[AutoTuning] Specifying autotvm runner for local GPUs on the same machine


#1

Hello,

When specifying the autoTVM measure_option for the runner on GPUs, what should be the right option if there are multiple GPUs on the single machine and we want to choose which GPU(s) to use for the tuning process? Also, do we need to specify the context for the runner, like the context we provide when creating a TVM runtime? If not, how does the runner figure out which GPU device it is going to measure the performance?

Best,
Minjia


#2

You need to use RPC Tracker to manage multiple devices.
(https://docs.tvm.ai/tutorials/autotvm/tune_relay_cuda.html#scale-up-measurement-by-using-multiple-devices)

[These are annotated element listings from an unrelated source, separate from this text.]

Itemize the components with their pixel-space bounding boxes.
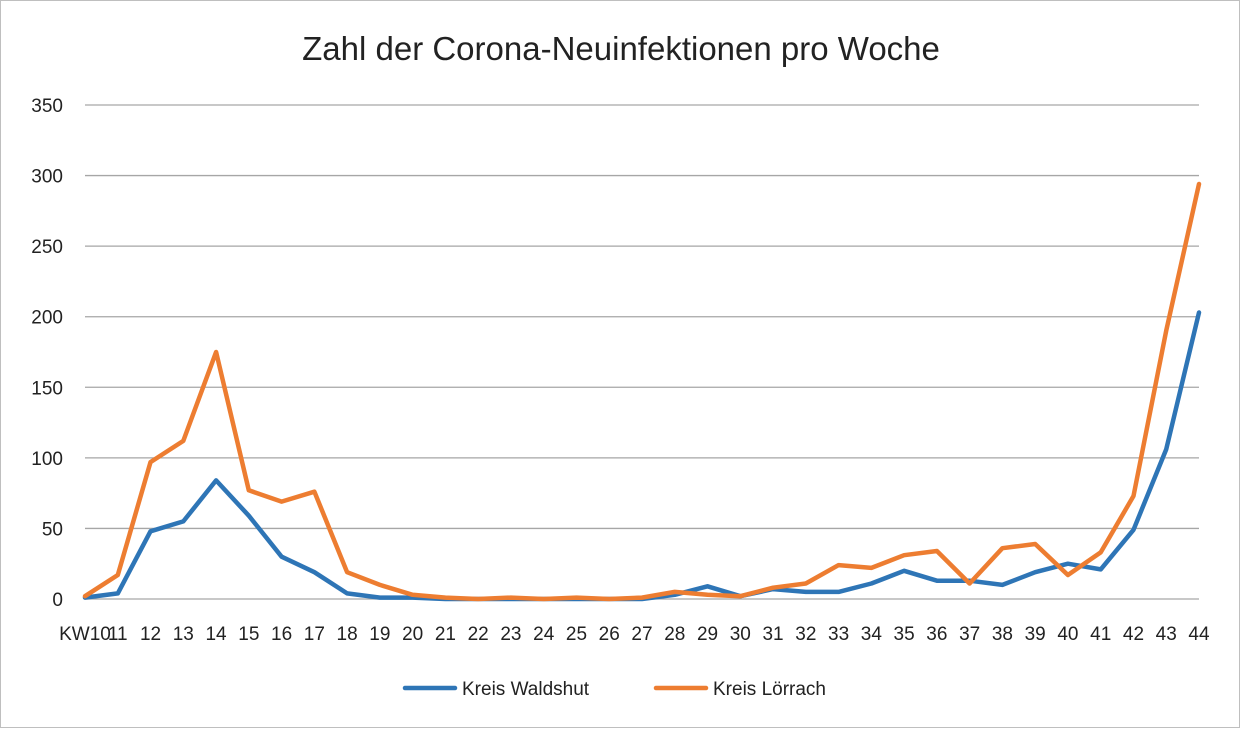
x-tick-label: 25 — [566, 624, 587, 645]
y-tick-label: 200 — [31, 308, 63, 329]
y-tick-label: 250 — [31, 237, 63, 258]
x-tick-label: KW10 — [59, 624, 111, 645]
x-tick-label: 40 — [1057, 624, 1078, 645]
x-tick-label: 39 — [1025, 624, 1046, 645]
gridlines — [85, 104, 1199, 600]
y-tick-label: 300 — [31, 167, 63, 188]
x-tick-label: 24 — [533, 624, 555, 645]
x-tick-label: 12 — [140, 624, 161, 645]
x-tick-label: 30 — [730, 624, 751, 645]
x-tick-label: 16 — [271, 624, 292, 645]
y-tick-label: 150 — [31, 378, 63, 399]
legend: Kreis Waldshut Kreis Lörrach — [402, 679, 826, 700]
x-tick-label: 44 — [1188, 624, 1210, 645]
y-tick-label: 350 — [31, 96, 63, 117]
x-tick-label: 18 — [337, 624, 358, 645]
x-tick-label: 38 — [992, 624, 1013, 645]
x-tick-label: 23 — [500, 624, 521, 645]
y-axis-ticks: 0 50 100 150 200 250 300 350 — [31, 96, 63, 611]
x-tick-label: 21 — [435, 624, 456, 645]
chart-title: Zahl der Corona-Neuinfektionen pro Woche — [302, 30, 940, 67]
x-tick-label: 26 — [599, 624, 620, 645]
x-tick-label: 31 — [762, 624, 783, 645]
x-tick-label: 42 — [1123, 624, 1144, 645]
legend-label: Kreis Waldshut — [462, 679, 590, 700]
x-tick-label: 14 — [205, 624, 227, 645]
x-tick-label: 20 — [402, 624, 423, 645]
series-lines — [82, 181, 1202, 602]
x-tick-label: 37 — [959, 624, 980, 645]
y-tick-label: 50 — [42, 519, 63, 540]
x-tick-label: 17 — [304, 624, 325, 645]
legend-label: Kreis Lörrach — [713, 679, 826, 700]
x-tick-label: 22 — [468, 624, 489, 645]
x-tick-label: 34 — [861, 624, 883, 645]
x-tick-label: 33 — [828, 624, 849, 645]
x-tick-label: 36 — [926, 624, 947, 645]
x-tick-label: 15 — [238, 624, 259, 645]
x-tick-label: 43 — [1156, 624, 1177, 645]
x-tick-label: 11 — [108, 624, 128, 645]
x-tick-label: 29 — [697, 624, 718, 645]
x-tick-label: 13 — [173, 624, 194, 645]
x-tick-label: 27 — [631, 624, 652, 645]
y-tick-label: 0 — [52, 590, 63, 611]
x-tick-label: 35 — [894, 624, 915, 645]
x-tick-label: 19 — [369, 624, 390, 645]
x-tick-label: 32 — [795, 624, 816, 645]
series-line — [82, 310, 1202, 602]
y-tick-label: 100 — [31, 449, 63, 470]
x-tick-label: 28 — [664, 624, 685, 645]
series-line — [82, 181, 1202, 602]
x-tick-label: 41 — [1090, 624, 1111, 645]
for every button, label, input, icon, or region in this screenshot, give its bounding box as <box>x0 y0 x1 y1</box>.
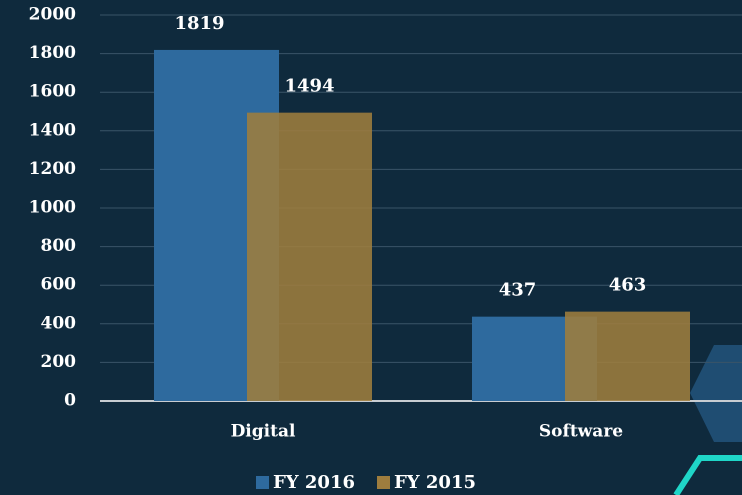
legend-swatch <box>377 476 390 489</box>
y-tick-label: 1800 <box>29 43 76 63</box>
decoration-hexagon <box>690 345 742 442</box>
bar <box>565 311 690 401</box>
x-tick-label: Software <box>539 422 623 442</box>
y-tick-label: 1600 <box>29 82 76 102</box>
x-tick-label: Digital <box>231 422 296 442</box>
y-tick-label: 1400 <box>29 120 76 140</box>
data-label: 1494 <box>284 76 334 97</box>
y-tick-label: 600 <box>41 275 77 295</box>
decoration-line <box>673 455 742 495</box>
legend-label: FY 2015 <box>394 472 476 493</box>
y-tick-label: 1200 <box>29 159 76 179</box>
data-label: 463 <box>609 275 647 296</box>
bars <box>154 49 690 402</box>
labels: 0 200 400 600 800 1000 1200 1400 1600 1800 2000 Dig… <box>29 5 647 494</box>
legend-label: FY 2016 <box>273 472 355 493</box>
y-tick-label: 2000 <box>29 5 76 25</box>
y-tick-label: 800 <box>41 236 77 256</box>
bar <box>247 112 372 402</box>
y-tick-label: 0 <box>64 391 76 411</box>
data-label: 437 <box>499 280 537 301</box>
data-label: 1819 <box>174 13 224 34</box>
y-tick-label: 400 <box>41 313 77 333</box>
y-tick-label: 200 <box>41 352 77 372</box>
legend-swatch <box>256 476 269 489</box>
y-tick-label: 1000 <box>29 198 76 218</box>
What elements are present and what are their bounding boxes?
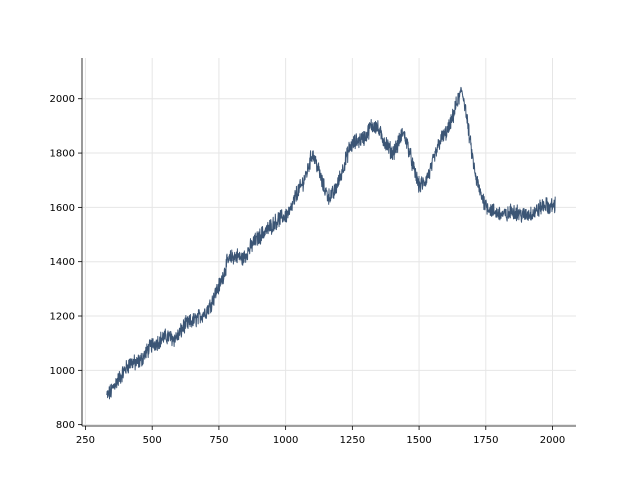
series-group xyxy=(106,86,556,400)
x-tick-label: 1000 xyxy=(273,435,298,446)
y-tick-label: 1000 xyxy=(50,366,75,377)
x-tick-label: 500 xyxy=(143,435,162,446)
x-tick-label: 1250 xyxy=(340,435,365,446)
series-line xyxy=(106,86,556,400)
x-axis: 250 500 750 1000 1250 1500 1750 2000 xyxy=(76,425,576,446)
y-tick-label: 2000 xyxy=(50,94,75,105)
x-tick-label: 250 xyxy=(76,435,95,446)
x-tick-label: 2000 xyxy=(540,435,565,446)
y-axis: 800 1000 1200 1400 1600 1800 2000 xyxy=(50,58,83,431)
x-tick-label: 750 xyxy=(209,435,228,446)
y-tick-label: 1600 xyxy=(50,203,75,214)
y-tick-label: 800 xyxy=(56,420,75,431)
y-tick-label: 1400 xyxy=(50,257,75,268)
y-tick-label: 1800 xyxy=(50,149,75,160)
grid xyxy=(82,58,576,426)
x-tick-label: 1750 xyxy=(473,435,498,446)
x-tick-label: 1500 xyxy=(406,435,431,446)
y-tick-label: 1200 xyxy=(50,312,75,323)
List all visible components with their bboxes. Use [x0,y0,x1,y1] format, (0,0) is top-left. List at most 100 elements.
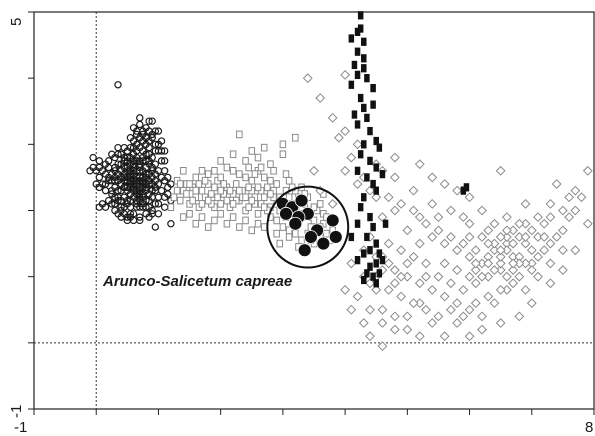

You can run one RPC server per card and specify which card to use by the environment variable CUDA_VISIBLE_DEVICES


#3

Hi @merrymercy

Thank you for your reply! Yes, I’ve tried to use the environment variable to register the GPU device to the rpc server, as follow:
CUDA_VISIBLE_DEVICES=0 python3 -m tvm.exec.rpc_server --key titanv100 --tracker=0.0.0.0:9190

However, I’m seeing an error that seems to related to running the generated library through rpc on this GPU. The error happens in the run_through_rpc() function in tvm/python/tvm/autotvm/measure/measure_methods.py

When doing autotuning on GPU, AutoTVM seems to use rpc to load generated module (e.g., /tmp/tmpn57rz_kj/tmp_func_92eda338bf50c2d9.tar) using remote.load_module, but the loading is failing when calling _loadRemoteModule() in tvm/python/tvm/rpc/client.py.

run_through_rpc() (in autotvm/measure/measure_methods.py )
remote = request_remote(*remote_args)
remote.upload(build_result.filename)
func = remote.load_module(os.path.split(build_result.filename)[1]) // This line is failing. build_result.filename is '/tmp/tmp3l8m03wv/tmp_func_8c2bb1b7b10e4148.tar’
ctx = remote.context(str(measure_input.target), 0)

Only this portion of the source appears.